La Tourette
The Great Mickey Mouse Swindle
Solaris Empire/Broken Silence (VÖ:05.05.)
Ein unerträgliches Vergnügen zwischen Jazzpop und bizarren stilistischen Verrenkungen ist das Debüt des Berliner Duos.
Dieses Album lässt sich nicht so ohne Weiteres genießen – und damit macht man der Songschreiberin und Pianistin Tonia Reeh vermutlich ein großes Kompliment. Denn alles, was allzu leicht verdaulich, ja gefällig daherkommt, ist ihr suspekt. Dem Easy Listening setzt sie ihr sehr eigenes Konzept des „Hard Listening“ entgegen, man könnte auch sagen: eine kalkulierte Zumutung. Auch im Duett mit dem Jazz-Schlagzeuger Rudi Fischerlehner vollführt sie irrsinnige stilistische Verrenkungen.
Auf ihrer ersten gemeinsamen Platte THE GREAT MICKEY MOUSE SWINDLE ist deswegen kein Stück wie das andere: Hatte man eben noch geglaubt, vor sich hin träumen zu dürfen wie etwa im Opener „Entblindung“, meint man in „Do You Wanna Go“ die Hüften zu bizarren Rock’n’Roll-Rhythmen kreisen lassen zu müssen.

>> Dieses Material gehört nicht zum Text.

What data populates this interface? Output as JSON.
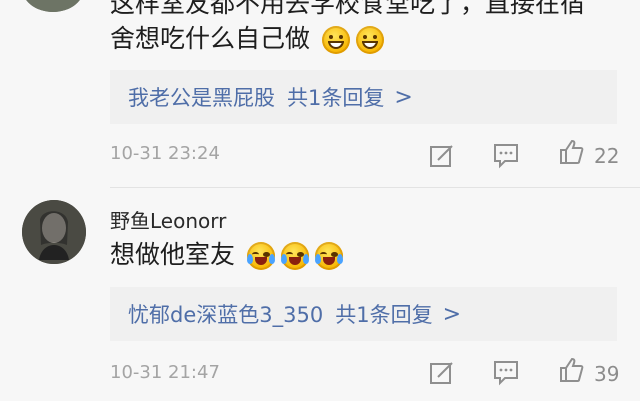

Hatte sich das Ohr eben noch an melodiösen Jazzpop gewöhnt, platzen in „Killer“ Flamenco-Gitarrenakkorde und Latin Grooves dazwischen. Es ist, als wollten die beiden um wirklich jeden Preis verhindern, dass man sich in ihrer Musik allzu sicher und wohl fühlt, so rasant springt das Berliner Duo von Stil zu Stil. Richtig schräg und geradezu anstrengend wird dieses aberwitzige Album aber erst durch Tonia Reehs mehrstimmigen Gesang, den sie in ihrem Homestudio aufgenommen hat. Ihre Alt-Stimme schraubt sich nach oben und nach unten, sie krächzt, sie zuckt, sie hyperventiliert – und sie macht dieses exzentrische La-Tourette-Debüt zu einem unerträglichen Vergnügen. (Thorsten Glotzmann)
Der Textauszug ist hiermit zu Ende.